Respinte senza motivazione, precisano gli avvocati. Secretate? Polemizza lo stesso Battisti in una lettera inviata a qualcuno che, possiamo garantirlo, non è né estremista né violento. Un clima che sa un po’ di persecuzione, non si può negarlo. Il “visto di controllo” sui suoi scritti è una novità del carcere di Rossano, dove Battisti è detenuto da pochi mesi. Ora, avrà anche un brutto carattere l’ex esponente dei Pac che sta scontando l’ergastolo per quattro omicidi, ma sicuramente non è più la stessa persona di quarant’anni fa, cosa che gli è stata riconosciuta nel primo anno e mezzo di detenzione. Tanto che il giudice di sorveglianza gli aveva concesso novanta giorni di liberazione anticipata e due giudizi che comprovavano il suo comportamento esemplare nel carcere di Oristano. Tutto è cambiato da quando il detenuto è arrivato in Calabria, nell’istituto di pena di Rossano, dove esiste un settore che porta la classificazione di AS2, l’alta sicurezza relativa ai condannati per fatti di terrorismo.

La prima difficoltà è dovuta al fatto che quest’area non è di tipo omogeneo, come denunciato dopo una visita ai quattro istituti esistenti con questa tipologia dal garante nazionale dei detenuti Mauro Palma. La gran parte di questi carcerati è costituita da terroristi islamici. Poi c’è un’area di sovversione costituita dagli anarchici.
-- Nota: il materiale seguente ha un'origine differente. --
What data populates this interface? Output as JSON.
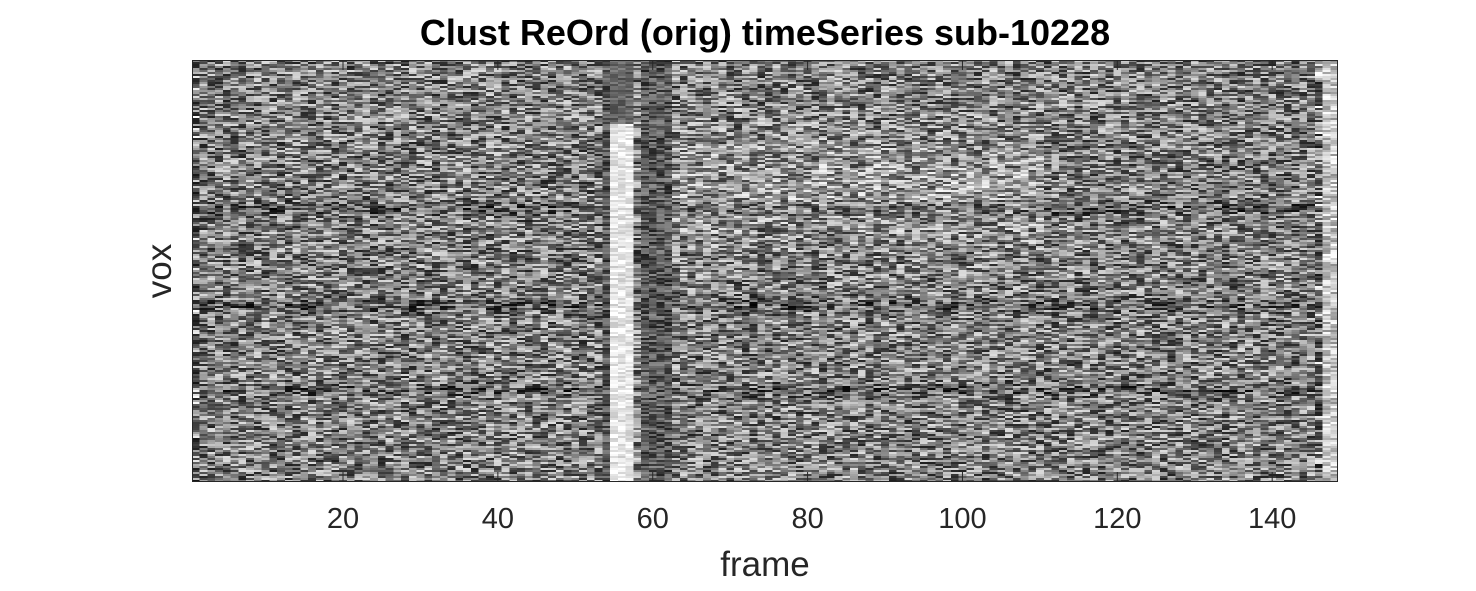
{
  "chart_data": {
    "type": "heatmap",
    "title": "Clust ReOrd (orig) timeSeries sub-10228",
    "xlabel": "frame",
    "ylabel": "vox",
    "colormap": "gray",
    "xlim": [
      0.5,
      148.5
    ],
    "n_frames": 148,
    "x_ticks": [
      20,
      40,
      60,
      80,
      100,
      120,
      140
    ],
    "y_ticks": [],
    "grid": false,
    "features": {
      "bright_columns": [
        55,
        56,
        57
      ],
      "dark_columns": [
        54,
        59,
        60,
        61,
        62
      ],
      "dark_edge_columns": [
        1,
        146
      ],
      "bright_edge_columns": [
        147,
        148
      ],
      "diffuse_bright_region_frames": [
        62,
        110
      ],
      "dark_horizontal_band_rows": [
        0.35,
        0.58,
        0.78
      ]
    }
  }
}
Il terzo gruppo è costituito dai “rivoluzionari” degli anni settanta del secolo scorso. Presenze inesistenti, nei fatti. Con l’esclusione di Cesare Battisti, i cui compagni sono tutti ormai liberi. Non essendo quindi l’alta sicurezza AS2 un’area omogenea, è impossibile applicare il percorso di trattamento previsto dalla legge e fondato sull’articolo 27 della Costituzione.
Nel reparto speciale del carcere di Rossano sono ospitati solo terroristi islamici di vari Paesi, oltre a un italiano condannato per gli stessi reati degli stranieri.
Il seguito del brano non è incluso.